DUNN, N.C. — Harnett County’s oldest African American cemetery has hundreds of unidentified graves. For more than a decade, people have been working to restore it and figure out who the graves belong to, and all of that work culminates this weekend with a monument dedication.


What You Need To Know

  • Wilkins Cemetery in Dunn is Harnett County’s oldest African American cemetery

  • The grounds were not kept up, so there are hundreds of unidentified and unmarked graves

  • Over the last 15 years, community members have cleaned up the cemetery and researched the graves

  • A new monument will be dedicated to honor those people who do not have grave markers

“The white crosses are here because we don't know who was buried there. We just know there's a body there and so people have donated those crosses,” Desi Campbell, the executive director of the Harnett County African American Center, said.

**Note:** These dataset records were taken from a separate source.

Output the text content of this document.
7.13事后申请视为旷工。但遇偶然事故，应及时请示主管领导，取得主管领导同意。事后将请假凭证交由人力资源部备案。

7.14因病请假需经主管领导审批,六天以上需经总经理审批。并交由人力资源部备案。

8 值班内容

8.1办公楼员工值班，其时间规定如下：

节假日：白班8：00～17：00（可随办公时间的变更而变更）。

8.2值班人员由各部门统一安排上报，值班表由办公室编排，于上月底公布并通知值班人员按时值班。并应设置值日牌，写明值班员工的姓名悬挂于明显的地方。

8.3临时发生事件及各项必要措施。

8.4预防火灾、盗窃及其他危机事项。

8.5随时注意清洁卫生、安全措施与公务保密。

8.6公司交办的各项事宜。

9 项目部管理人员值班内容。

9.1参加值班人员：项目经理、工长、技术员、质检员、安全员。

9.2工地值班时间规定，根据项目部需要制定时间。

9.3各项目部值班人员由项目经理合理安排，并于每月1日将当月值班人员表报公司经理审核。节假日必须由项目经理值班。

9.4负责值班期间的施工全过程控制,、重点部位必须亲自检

At one time, Wilkins Cemetery was the only place in Dunn where people of color could be buried. The grounds were neglected over the years and things fell into disrepair.

“This place was nothing but woods and they came out here and cleaned it up. And it took them about 15, 20 years,” Campbell said.

Campbell is one of community members helping to restore the cemetery.

The white crosses are generic markers on unidentified graves. (Spectrum News 1/Dwayne White)

“Unidentified African Americans, people that are probably in my family or the families that are here in Harnett County. And we just don't know that they're here unless somebody comes up and says, ‘Hey, this is where my family is buried,’” Campbell said. “But I just love history. I just love helping people find their genealogy, helping people find their family.”

Campbell learned that because the cemetery wasn’t maintained, hundreds of graves don’t have markers.

“My job was to actually catalog all these people and put them together and see if we can connect people that are out here with people that are living in Harnett County or living wherever,” Campbell said.

The unidentified graves could be missing puzzle pieces to a family’s story.

“As a genealogist of African American history, we cannot find a lot of grave markers of some of our ancestors. A grave marker is actually a piece of history,” Campbell said.

Over the last three years, Campbell has helped raise about $3,000 for a new monument that will feature 19 people that are buried there, some of whom were slaves.

“We just randomly chose them. Most of the people that we chose, I tried to get most of the people were slaves. The other people were people that actually paid money to have their ancestor put on the monument. So some of those people were people that were born after 1900,” Campbell said.

It’s a way of saying these people, the lives they lived and their families matter. Campbell hopes that the progress they’ve made here is never lost again.

“This is remarkable. I mean, this is absolutely outstanding. We need to keep it going because if we don't, we're going to be back in the same situation we were when it first started. We don’t want to be in that situation,” Campbell said.

The monument dedication at Wilkins Cemetery in Dunn is planned for Sunday at 3 p.m.

Campbell is also working on creating a guide to the cemetery that will feature history and the names of people whose graves they’ve identified.